Saturday, October 11th 

In order to keep retail stores functioning during a strike, neither the store director, nor the assistant director is eligible to join the union. Mike, the store director, and Ernie, the Assistant store director were my immediate supervisors at the Escondido store. They had the difficult task of breaking the picket line which was filled with their friends and colleagues to continue administering the store. There was a mutual understanding that each party, the store directors and the picketers outside, each had an important job to do. Because of this understanding, Mike and Ernie were given friendly hellos and handshakes as they crossed the picket lines multiple times each day.
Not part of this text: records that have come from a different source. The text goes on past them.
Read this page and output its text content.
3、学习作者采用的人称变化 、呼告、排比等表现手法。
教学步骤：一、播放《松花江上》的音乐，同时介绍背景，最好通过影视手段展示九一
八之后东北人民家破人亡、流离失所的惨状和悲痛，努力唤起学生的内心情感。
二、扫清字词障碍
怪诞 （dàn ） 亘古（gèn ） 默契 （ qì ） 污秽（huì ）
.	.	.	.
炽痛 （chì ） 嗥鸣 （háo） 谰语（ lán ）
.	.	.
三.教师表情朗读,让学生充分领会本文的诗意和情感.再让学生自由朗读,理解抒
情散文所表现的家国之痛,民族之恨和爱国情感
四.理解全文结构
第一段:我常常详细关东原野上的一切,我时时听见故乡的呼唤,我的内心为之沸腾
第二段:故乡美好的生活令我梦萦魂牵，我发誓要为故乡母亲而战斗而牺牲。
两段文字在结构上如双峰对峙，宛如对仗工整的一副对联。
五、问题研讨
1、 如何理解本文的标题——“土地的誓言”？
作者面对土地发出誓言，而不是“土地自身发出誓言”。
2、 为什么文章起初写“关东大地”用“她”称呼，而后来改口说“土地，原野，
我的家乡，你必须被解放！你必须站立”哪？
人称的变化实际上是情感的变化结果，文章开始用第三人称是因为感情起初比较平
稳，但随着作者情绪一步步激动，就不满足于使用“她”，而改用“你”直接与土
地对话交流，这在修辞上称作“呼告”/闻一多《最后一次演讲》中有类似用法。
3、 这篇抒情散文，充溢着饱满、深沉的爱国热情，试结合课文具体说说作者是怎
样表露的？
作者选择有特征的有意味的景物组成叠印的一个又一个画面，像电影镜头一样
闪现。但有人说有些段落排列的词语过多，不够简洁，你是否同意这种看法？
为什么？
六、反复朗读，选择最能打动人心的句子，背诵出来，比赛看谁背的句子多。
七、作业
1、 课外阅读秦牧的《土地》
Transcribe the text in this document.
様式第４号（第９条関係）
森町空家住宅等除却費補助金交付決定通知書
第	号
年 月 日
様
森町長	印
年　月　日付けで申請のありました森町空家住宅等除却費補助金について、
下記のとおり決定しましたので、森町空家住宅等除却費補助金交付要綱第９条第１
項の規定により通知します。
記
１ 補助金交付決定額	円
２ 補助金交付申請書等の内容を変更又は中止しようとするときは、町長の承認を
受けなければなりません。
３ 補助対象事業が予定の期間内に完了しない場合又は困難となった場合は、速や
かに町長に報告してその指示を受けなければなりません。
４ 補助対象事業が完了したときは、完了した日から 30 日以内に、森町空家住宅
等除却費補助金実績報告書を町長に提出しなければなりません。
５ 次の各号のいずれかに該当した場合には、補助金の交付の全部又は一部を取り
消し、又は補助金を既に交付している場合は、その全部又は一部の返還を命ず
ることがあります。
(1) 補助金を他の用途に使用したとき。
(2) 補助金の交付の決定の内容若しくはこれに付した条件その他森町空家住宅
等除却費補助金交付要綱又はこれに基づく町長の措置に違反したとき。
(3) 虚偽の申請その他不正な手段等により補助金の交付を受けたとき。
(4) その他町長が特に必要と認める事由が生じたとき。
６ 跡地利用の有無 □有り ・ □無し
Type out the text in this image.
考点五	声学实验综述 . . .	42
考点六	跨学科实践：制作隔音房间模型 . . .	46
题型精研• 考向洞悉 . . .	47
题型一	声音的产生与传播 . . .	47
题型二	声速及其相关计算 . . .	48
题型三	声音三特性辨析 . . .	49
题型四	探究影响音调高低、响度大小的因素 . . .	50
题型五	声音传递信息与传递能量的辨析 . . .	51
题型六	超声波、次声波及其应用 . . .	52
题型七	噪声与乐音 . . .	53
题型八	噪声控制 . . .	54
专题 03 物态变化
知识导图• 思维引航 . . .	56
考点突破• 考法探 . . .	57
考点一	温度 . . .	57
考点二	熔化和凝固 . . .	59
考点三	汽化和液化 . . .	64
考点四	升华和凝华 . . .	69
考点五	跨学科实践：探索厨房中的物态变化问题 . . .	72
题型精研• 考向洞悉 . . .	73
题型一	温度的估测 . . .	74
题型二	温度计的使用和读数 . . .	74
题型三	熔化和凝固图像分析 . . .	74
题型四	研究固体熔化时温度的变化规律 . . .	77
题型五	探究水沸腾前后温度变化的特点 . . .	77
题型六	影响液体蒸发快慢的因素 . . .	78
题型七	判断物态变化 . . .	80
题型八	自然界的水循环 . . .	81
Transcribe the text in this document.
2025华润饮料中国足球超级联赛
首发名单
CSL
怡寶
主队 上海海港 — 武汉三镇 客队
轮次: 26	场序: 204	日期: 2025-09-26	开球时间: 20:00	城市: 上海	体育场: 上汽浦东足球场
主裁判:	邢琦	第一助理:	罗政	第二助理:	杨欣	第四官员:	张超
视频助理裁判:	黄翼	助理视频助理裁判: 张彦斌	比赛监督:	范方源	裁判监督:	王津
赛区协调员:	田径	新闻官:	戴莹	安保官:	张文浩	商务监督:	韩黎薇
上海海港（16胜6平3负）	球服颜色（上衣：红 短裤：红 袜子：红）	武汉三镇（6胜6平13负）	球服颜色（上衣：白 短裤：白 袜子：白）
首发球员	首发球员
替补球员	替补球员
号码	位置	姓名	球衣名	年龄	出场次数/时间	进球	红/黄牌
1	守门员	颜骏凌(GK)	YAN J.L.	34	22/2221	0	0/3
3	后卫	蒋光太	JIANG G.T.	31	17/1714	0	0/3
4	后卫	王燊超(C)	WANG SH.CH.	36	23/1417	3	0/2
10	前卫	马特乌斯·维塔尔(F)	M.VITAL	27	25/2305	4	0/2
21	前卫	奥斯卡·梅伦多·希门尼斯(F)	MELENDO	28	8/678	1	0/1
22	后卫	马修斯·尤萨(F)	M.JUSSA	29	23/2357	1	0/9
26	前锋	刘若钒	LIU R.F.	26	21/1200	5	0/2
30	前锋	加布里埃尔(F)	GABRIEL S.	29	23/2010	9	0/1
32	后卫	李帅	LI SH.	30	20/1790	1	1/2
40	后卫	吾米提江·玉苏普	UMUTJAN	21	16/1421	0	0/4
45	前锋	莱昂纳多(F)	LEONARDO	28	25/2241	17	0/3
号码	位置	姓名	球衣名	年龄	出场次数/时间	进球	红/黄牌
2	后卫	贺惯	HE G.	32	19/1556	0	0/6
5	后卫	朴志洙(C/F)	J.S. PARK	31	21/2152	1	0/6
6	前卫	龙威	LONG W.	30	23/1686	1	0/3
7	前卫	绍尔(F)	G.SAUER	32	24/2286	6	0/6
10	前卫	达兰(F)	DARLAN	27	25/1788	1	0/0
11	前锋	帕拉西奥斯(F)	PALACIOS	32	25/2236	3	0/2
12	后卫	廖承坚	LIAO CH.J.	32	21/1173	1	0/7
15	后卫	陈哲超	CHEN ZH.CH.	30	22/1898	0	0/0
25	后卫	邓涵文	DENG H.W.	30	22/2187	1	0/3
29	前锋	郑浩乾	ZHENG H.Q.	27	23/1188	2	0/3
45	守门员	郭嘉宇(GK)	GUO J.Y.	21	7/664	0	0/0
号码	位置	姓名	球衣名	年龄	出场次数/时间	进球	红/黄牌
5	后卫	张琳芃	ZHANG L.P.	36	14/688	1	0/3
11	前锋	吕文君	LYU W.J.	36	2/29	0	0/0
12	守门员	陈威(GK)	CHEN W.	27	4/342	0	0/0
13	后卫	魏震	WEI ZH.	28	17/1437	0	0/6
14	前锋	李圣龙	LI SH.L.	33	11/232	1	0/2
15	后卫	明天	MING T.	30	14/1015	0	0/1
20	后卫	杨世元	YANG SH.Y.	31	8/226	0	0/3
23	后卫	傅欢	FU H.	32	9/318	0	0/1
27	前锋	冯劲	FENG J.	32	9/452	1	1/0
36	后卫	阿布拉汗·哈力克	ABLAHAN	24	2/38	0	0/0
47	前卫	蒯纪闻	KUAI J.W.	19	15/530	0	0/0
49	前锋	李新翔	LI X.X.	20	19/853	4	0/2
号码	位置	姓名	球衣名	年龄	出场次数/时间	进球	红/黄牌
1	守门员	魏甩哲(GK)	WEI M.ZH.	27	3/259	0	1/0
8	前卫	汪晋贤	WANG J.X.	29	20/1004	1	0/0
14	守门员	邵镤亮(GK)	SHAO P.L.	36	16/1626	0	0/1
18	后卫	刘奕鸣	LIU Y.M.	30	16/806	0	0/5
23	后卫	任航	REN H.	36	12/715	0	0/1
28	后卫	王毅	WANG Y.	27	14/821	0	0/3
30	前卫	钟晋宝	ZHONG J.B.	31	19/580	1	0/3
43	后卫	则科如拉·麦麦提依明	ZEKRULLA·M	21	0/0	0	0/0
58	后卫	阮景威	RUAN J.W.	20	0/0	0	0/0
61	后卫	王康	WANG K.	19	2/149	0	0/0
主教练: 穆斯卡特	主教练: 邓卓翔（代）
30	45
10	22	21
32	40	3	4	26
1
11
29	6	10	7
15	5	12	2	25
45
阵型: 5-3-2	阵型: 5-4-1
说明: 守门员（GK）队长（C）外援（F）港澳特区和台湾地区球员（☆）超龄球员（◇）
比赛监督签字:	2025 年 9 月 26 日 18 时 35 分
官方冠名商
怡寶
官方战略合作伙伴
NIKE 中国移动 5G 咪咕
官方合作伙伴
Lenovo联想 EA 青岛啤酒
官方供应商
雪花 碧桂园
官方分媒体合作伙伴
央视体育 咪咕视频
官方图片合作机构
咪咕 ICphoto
I on the other had was not treated kindly when I crossed the picket lines to work.  

Saturday, October 11th 

Amanda got a call from Mike, telling her the strike was set to begin at 12 midnight
We had an entire day to explore the city. Amanda suggested we visit Escondido World Marketplace - a permanent flea market behind the Albertson's store. The flea market was a mix of pawn shop, homeless camp and circus carnival. Later in the evening, Amanda and I helped Mike and Ernie close the store after the strike began. 

Sunday, October 12th

Arriving at work at 6:30 a.m., I got a good handle on my role at the store, which was to keep the store running smoothly. By the time my shift was finished at 5 that afternoon, I was very comfortable with the operation of the store during the strike. That evening, I took a leisurely bus ride to the neighboring city of Vista. Finding Vista a dark and uninviting place, I got on the next bus back to Escondido. 

Monday, October  13th. 

Business at the store was pretty slow, so I got off work around 3p.m. and took the bus to Oceanside. There was an efficient bus transit center in Downtown Oceanside which made traveling between Escondido and Oceanside easy. 
In 2003, Downtown Oceanside was undergoing the change from "Beach Bum City" to "Gentrified Beach Bum City." There were a few new buildings, but most of the downtown area was filled with grimy surf shops, new age hippie art shops and used car dealerships. I walked out on the Oceanside pier and watched the surfers in the waves below. 

Tuesday, October 14th

I worked almost all day. 

Each day I was given $40 cash above my salary for transportation and food. This cash allowed me to try out several of the restaurants within easy walking distance of the store. A full take out Chinese restaurant was inside the store. The Jack in the Box next to the hotel had the most convenient hours. At the time, sandwiches were 99 cents, and an order of French toast sticks was $1.20. Because food was so inexpensive, the $40 a day minus food and bus fares was more than adequate.

Wednesday, October 15th

After I mentioned my visit to the Oceanside Pier to Mike, he suggested I take the next day off to go fishing on the pier.